Mindfulness seems to me to be about just experiencing a single moment fully, and letting yourself be completely aware of that moment and nothing else. In that moment, there is no past or future, there's only right now, and it completely surrounds you. Then, you experience the next moment fully, and so on.

The way that I've finally figured out how to practice mindfulness is to focus on one single physical thing, and let everything else in my brain be still, just for that moment. If I start slipping back in to my worrying thoughts, I simply notice those thoughts and then bring my attention back to that physical thing I'm focusing on. So, I'll make a cup of hot tea (or any hot beverage) and sit down to drink it...then, I wrap my hands around the cup and focus on how that feels; then bring the cup up to take a sip and focus on the smell; then how the hot cup feels against my lips; then take a sip and focus on the taste, warmth, etc, then swallow and focus on feeling that heat as it travels down my throat...repeat. Another one that works well is when taking a shower, I tilt my head back, and focus just on the water traveling down through my hair, to my scalp, and then all the way down the back of my head, down my back, etc.
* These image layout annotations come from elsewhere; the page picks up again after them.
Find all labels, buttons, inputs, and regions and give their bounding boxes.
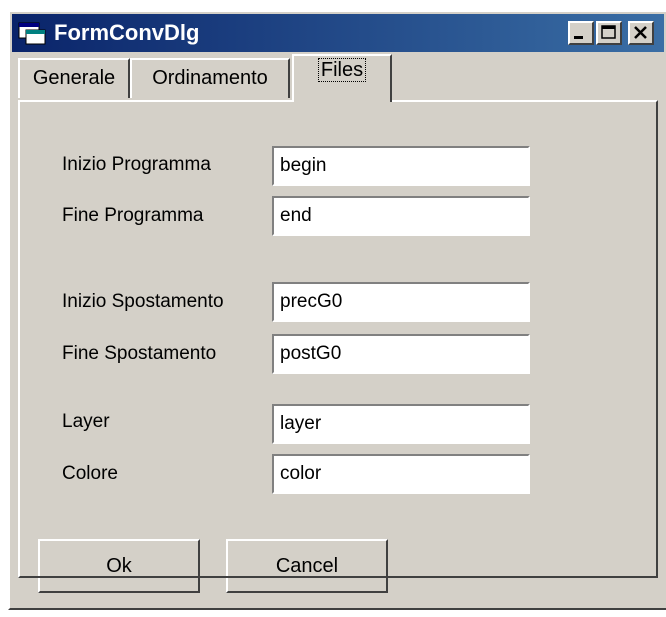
- minimize-icon: [570, 30, 592, 47]
- close-icon: [630, 26, 652, 47]
- tab-files[interactable]: Files: [292, 54, 392, 102]
- tab-label: Ordinamento: [152, 67, 268, 89]
- maximize-icon: [598, 25, 620, 47]
- tab-panel-files: [18, 100, 658, 578]
- tab-label: Files: [317, 58, 367, 82]
- window-title: FormConvDlg: [54, 20, 200, 45]
- tab-ordinamento[interactable]: Ordinamento: [130, 58, 290, 98]
- app-window-icon: [18, 21, 46, 45]
- close-button[interactable]: [628, 21, 654, 45]
- dialog-window: FormConvDlg Generale Ordinamento Files I…: [8, 10, 666, 610]
- title-bar[interactable]: FormConvDlg: [12, 14, 664, 52]
- maximize-button[interactable]: [596, 21, 622, 45]
- minimize-button[interactable]: [568, 21, 594, 45]
- tab-label: Generale: [32, 67, 116, 89]
- tab-generale[interactable]: Generale: [18, 58, 130, 98]
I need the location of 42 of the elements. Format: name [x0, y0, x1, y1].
Another is petting the dog - I'll focus all my concentration on the sensations of their fur or something.

For me, focusing on breathing is kind of a last resort. I do better with mindfulness when I have a physical sensation to focus on. My brain is always so busy, and I'm always thinking so far ahead that if I don't have an outside physical sensation to focus on, I tend to slip back in to my thoughts.